基于绳牵引并联支撑的风洞复杂动态试验技术研究进展  

作　　者：王晓光 林麒 WANG Xiaoguang;LIN Qi(School of Aerospace Engineering,Xiamen University,Xiamen 361005,China)

机构地区：[1]厦门大学航空航天学院,福建厦门361005

出　　处：《厦门大学学报(自然科学版)》2025年第2期213-224,276,共13页Journal of Xiamen University:Natural Science

基　　金：国家自然科学基金(12172315,12072304,11702232,11472234,11072207,50475099)。

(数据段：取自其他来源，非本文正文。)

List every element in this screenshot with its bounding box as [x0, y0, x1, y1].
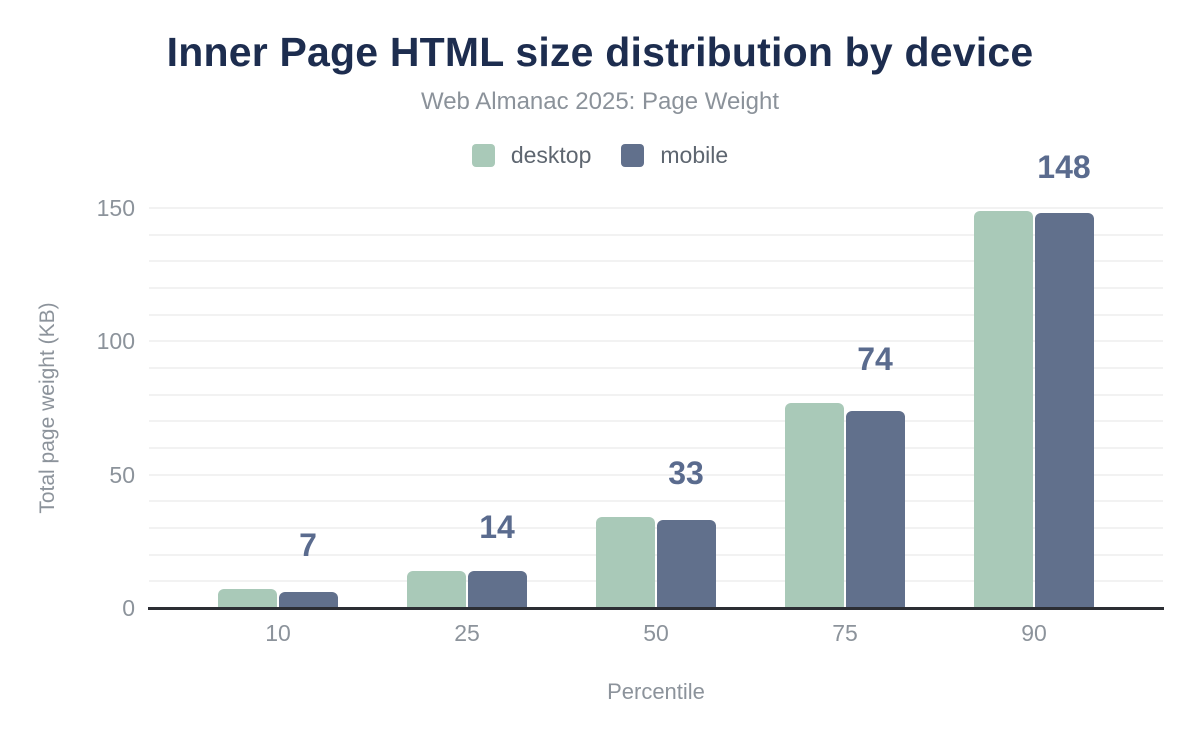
gridline-70	[149, 420, 1163, 423]
bar-desktop-75	[785, 403, 844, 608]
bar-value-label-90: 148	[1037, 148, 1091, 185]
gridline-10	[149, 580, 1163, 583]
bar-mobile-10	[279, 592, 338, 608]
gridline-20	[149, 553, 1163, 556]
x-axis-title: Percentile	[607, 679, 705, 704]
gridline-90	[149, 367, 1163, 369]
bar-value-label-50: 33	[668, 455, 704, 492]
y-tick-label-0: 0	[122, 595, 135, 621]
x-tick-label-90: 90	[1021, 620, 1047, 646]
x-tick-label-50: 50	[643, 620, 669, 646]
gridline-110	[149, 313, 1163, 316]
gridline-30	[149, 527, 1163, 529]
chart-subtitle: Web Almanac 2025: Page Weight	[420, 88, 779, 115]
bar-value-label-10: 7	[299, 527, 317, 564]
gridline-80	[149, 393, 1163, 396]
bar-value-label-75: 74	[857, 340, 893, 377]
bar-mobile-90	[1035, 213, 1094, 608]
gridline-130	[149, 260, 1163, 263]
gridline-120	[149, 287, 1163, 289]
bar-desktop-50	[596, 517, 655, 608]
x-tick-label-25: 25	[454, 620, 480, 646]
x-axis-line	[148, 607, 1164, 610]
y-tick-label-150: 150	[96, 195, 135, 221]
legend-label-mobile: mobile	[660, 141, 729, 168]
bar-value-label-25: 14	[479, 508, 515, 545]
gridline-150	[149, 207, 1163, 209]
y-tick-label-100: 100	[96, 328, 135, 354]
bar-desktop-25	[407, 571, 466, 608]
legend-swatch-desktop-icon	[471, 143, 495, 167]
legend-swatch-mobile-icon	[621, 143, 645, 167]
bar-mobile-25	[468, 571, 527, 608]
gridline-40	[149, 500, 1163, 503]
y-tick-label-50: 50	[109, 462, 135, 488]
gridline-100	[149, 340, 1163, 343]
gridline-140	[149, 233, 1163, 236]
legend: desktop mobile	[0, 141, 1200, 169]
legend-label-desktop: desktop	[510, 141, 592, 168]
gridline-50	[149, 473, 1163, 476]
chart-title: Inner Page HTML size distribution by dev…	[166, 29, 1034, 75]
bar-desktop-10	[218, 589, 277, 608]
x-tick-label-75: 75	[832, 620, 858, 646]
plot-area: 7 14 33 74 148	[149, 151, 1163, 608]
bar-mobile-50	[657, 520, 716, 608]
legend-item-desktop[interactable]: desktop	[471, 141, 592, 168]
gridline-60	[149, 447, 1163, 449]
x-tick-label-10: 10	[265, 620, 291, 646]
legend-item-mobile[interactable]: mobile	[621, 141, 729, 168]
bar-mobile-75	[846, 411, 905, 608]
bar-desktop-90	[974, 211, 1033, 608]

摘　　要：[背景]新一代先进战斗机的研制更加强调高机动性、高敏捷性,要求飞行器具有良好的大迎角过失速机动能力,需要掌握复杂机动过程伴随的飞行器机体的大面积流动非对称性/分离、旋涡破裂、多涡系结构等复杂现象和规律,这对风洞复杂动态试验能力提出了高的要求.绳牵引并联支撑是基于机器人技术的一种新型机构,具有刚度较大,动态性能良好等优点,为风洞试验提供了一种新的手段.[进展]本文首先简要论述已有基于传统硬式支撑方式的动态风洞试验能力;然后针对新型的绳牵引并联支撑,分析国外在风洞试验中的应用研究现状,并通过梳理关键技术问题,重点阐述本研究团队近年来在组合动导数、大迎角、旋转弹箭、多自由度耦合等复杂动态气动力风洞试验研究中取得的相关进展.[展望]最后指出绳牵引并联支撑可以通过加强布局优化设计和智能化控制,进一步提高支撑系统的综合性能;并结合流场测量等手段,进一步提升其在风洞动态试验中的能力.上述总结与分析可为绳牵引并联支撑技术在风洞试验中的工程应用提供一定的理论指导与技术支撑.[Background]The development of the next generation of advanced fighter aircraft places a great emphasis on high maneuverability and agility.This emphasis requires that aircrafts must secure excellent post-stall maneuvering capabilities at high angles of attack(AoAs).It is necessary to understand the complex phenomena and patterns associated with large-scale asymmetric flow/separation,vortex breakdown,and multi-vortex structures during high-angle-of-attack maneuvers.This necessity places high demands on the capability of wind tunnels to conduct complex dynamic tests.Herein,we propose that wire-driven parallel suspension,a new mechanism based on robotic technology,offers advantages such as high stiffness and good dynamic performance,providing a new means for wind tunnel testing.[Progress]First,this paper briefly discusses the existing dynamic wind tunnel testing capabilities based on traditional rigid support methods.Then,it analyzes the current state of abroad research and application of wire-driven parallel suspension in wind tunnel tests.By identifying key technical issues,the paper highlights the recent progress made by our research team in complex dynamic wind tunnel tests,particularly with the focus on high angles of attack and multi-degree-of-freedom coupling.[Perspective]Finally,we propose that the comprehensive performance of the wire-driven parallel suspension system can be further improved through strengthened layout optimization design and intelligent control.Additionally,by integrating methods such as flow field measurement,its capabilities in wind tunnel dynamic testing can be further enhanced.Hopefully,the summary and the analysis proposed herein can offer theoretical guidance and technical support for the engineering application of wire-driven parallel suspension technology in wind tunnel tests.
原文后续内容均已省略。